Musings / Thursday, April 18th, 2024

Let me tell you a story…

I go for a walk every evening. I stay in an apartment surrounded by lush gardens and huge trees—walking here is a delight.

I see an assortment of people on my walk. The old couple who always walks hand in hand. Screaming kids. Weary mothers. The fast walker who never pauses. Birds. Flies. Puzzled dogs.

And there I am, a lost walker, on the phone, talking to a friend. I turn a corner and see a woman smiling at me. I smile, too. She says something and walks over. I pause. I don’t know her at all. I have never seen her before, standing next to a blue car.

The first few minutes of this conversation are blurred in my memory. But I remember the rest clearly.

“What do you do?” she asks. “I work in mental health,” I reply.

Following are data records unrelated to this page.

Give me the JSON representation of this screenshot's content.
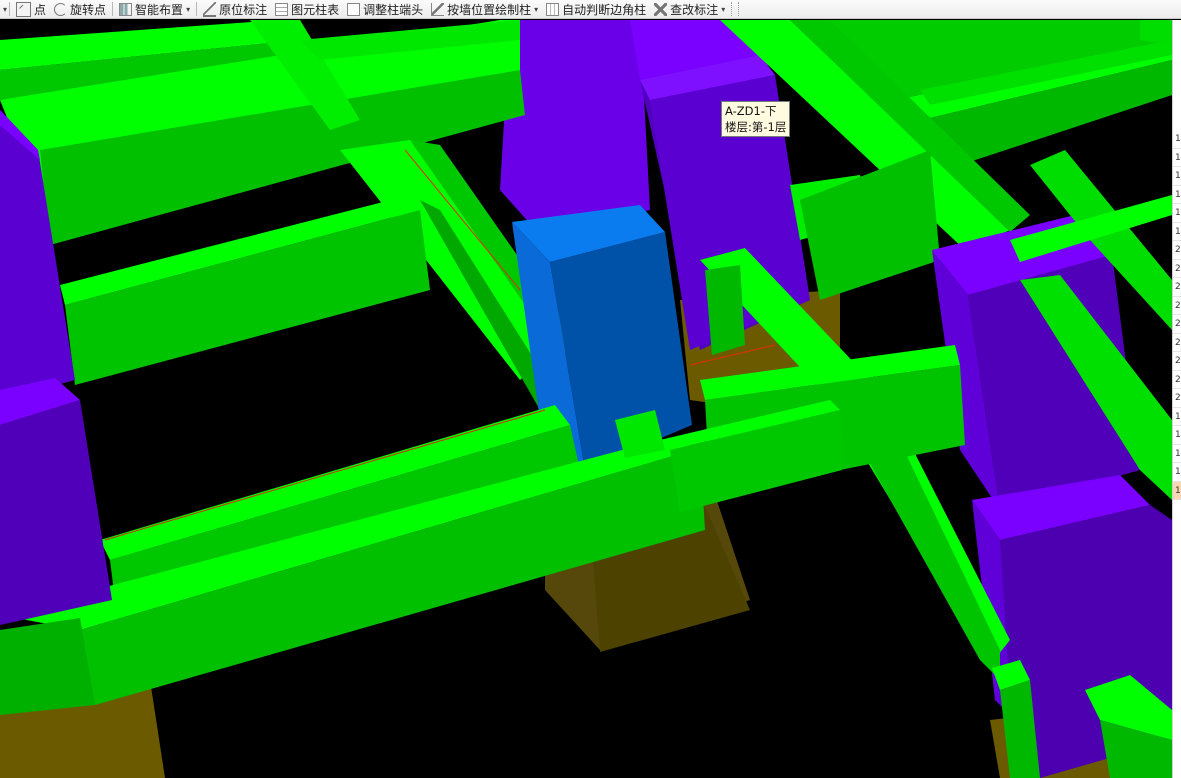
{
  "toolbar": {
    "items": [
      {
        "label": "点",
        "icon": "point-icon"
      },
      {
        "label": "旋转点",
        "icon": "rotate-point-icon"
      },
      {
        "label": "智能布置",
        "icon": "smart-layout-icon",
        "dropdown": true
      },
      {
        "label": "原位标注",
        "icon": "in-place-mark-icon"
      },
      {
        "label": "图元柱表",
        "icon": "column-table-icon"
      },
      {
        "label": "调整柱端头",
        "icon": "adjust-column-end-icon"
      },
      {
        "label": "按墙位置绘制柱",
        "icon": "wall-position-column-icon",
        "dropdown": true
      },
      {
        "label": "自动判断边角柱",
        "icon": "auto-corner-column-icon"
      },
      {
        "label": "查改标注",
        "icon": "check-edit-mark-icon",
        "dropdown": true
      }
    ]
  },
  "tooltip": {
    "line1": "A-ZD1-下",
    "line2": "楼层:第-1层"
  },
  "side_strip": {
    "rows": [
      "1",
      "1",
      "1",
      "1",
      "1",
      "1",
      "2",
      "2",
      "2",
      "2",
      "2",
      "2",
      "2",
      "2",
      "2",
      "1",
      "1",
      "1",
      "1",
      "1"
    ]
  },
  "colors": {
    "beam_top": "#00ff00",
    "beam_side": "#00cc00",
    "beam_dark": "#00a800",
    "column_purple_light": "#7a00ff",
    "column_purple_dark": "#5200c0",
    "column_blue_light": "#0a7cf0",
    "column_blue_dark": "#0052a8",
    "footing_olive": "#6b5a00",
    "footing_dark": "#4f4400",
    "background": "#000000"
  }
}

Her face lights up. “Come, please,” she says and walks me over to a bench. My friend is still on the phone, wondering what’s happening.

Bewildered, I do. I sit. And we talk.

Dr. A tells me about a sister who has “mental health” issues and her abusive marriage. Reveals that she has done her PhD. In quantum physics. Gulp. But as Dr. A speaks, I am lulled. There’s a quiet grace to her. A lilt of compassion. She holds my hand, tracing the palm lines. And then she looks up and says, “Don’t make assumptions so easily.”

I want to fall back in shock. If you ask my friend (who is still on the phone and listening in), she will tell you that I have a habit of forming assumptions too quickly. It’s an awful habit that I struggle with. Here’s this stranger, who has been speaking to me for 5 minutes, telling me that.

We speak. About life. Love. Prayer. Mental well-being. Dr. A sighs. “Aah, mental health, Smitha,” she says. “You must continue that work. It’s so important.”

I nod.

And then, she pats me on the head, a soothing touch I didn’t know I needed. “I will bless you.”

She gets up, places her palms on my head, and bows. “Your wishes will come true. Be at peace,” she adds.

I nod skeptically, but I am moved. By the gift of offering me that prayer.

“Will I see you again?” I ask.

“Maybe. Maybe not. We meet people in strange ways.”

How can we not see each other, I wonder. We stay here. But I don’t. It’s been a month, and even though I walk here every day at the same time, I haven’t met Dr. A again.

Sometimes, life sends us angels. She may not know it, but those words of comfort she offered me were just what I needed when I was tired of life itself.

There’s beautiful work left to be done, she reminded me. I am on it, I want to tell her. Beautiful work it is.

Who are the angels in your life? I hope you will send some gratitude their way today.

2 Replies to “Blessings And Angels”

  1. I think you may have met a real Bodhisattva. I have come to believe in the idea that there are souls pure enough to get off the wheel of life, but choose to remain with us to help us just as Dr. A. has for you. Please let me know if you meet Dr. A. again. If you don’t see her again, remember that she has a lot of work to do in this weary world.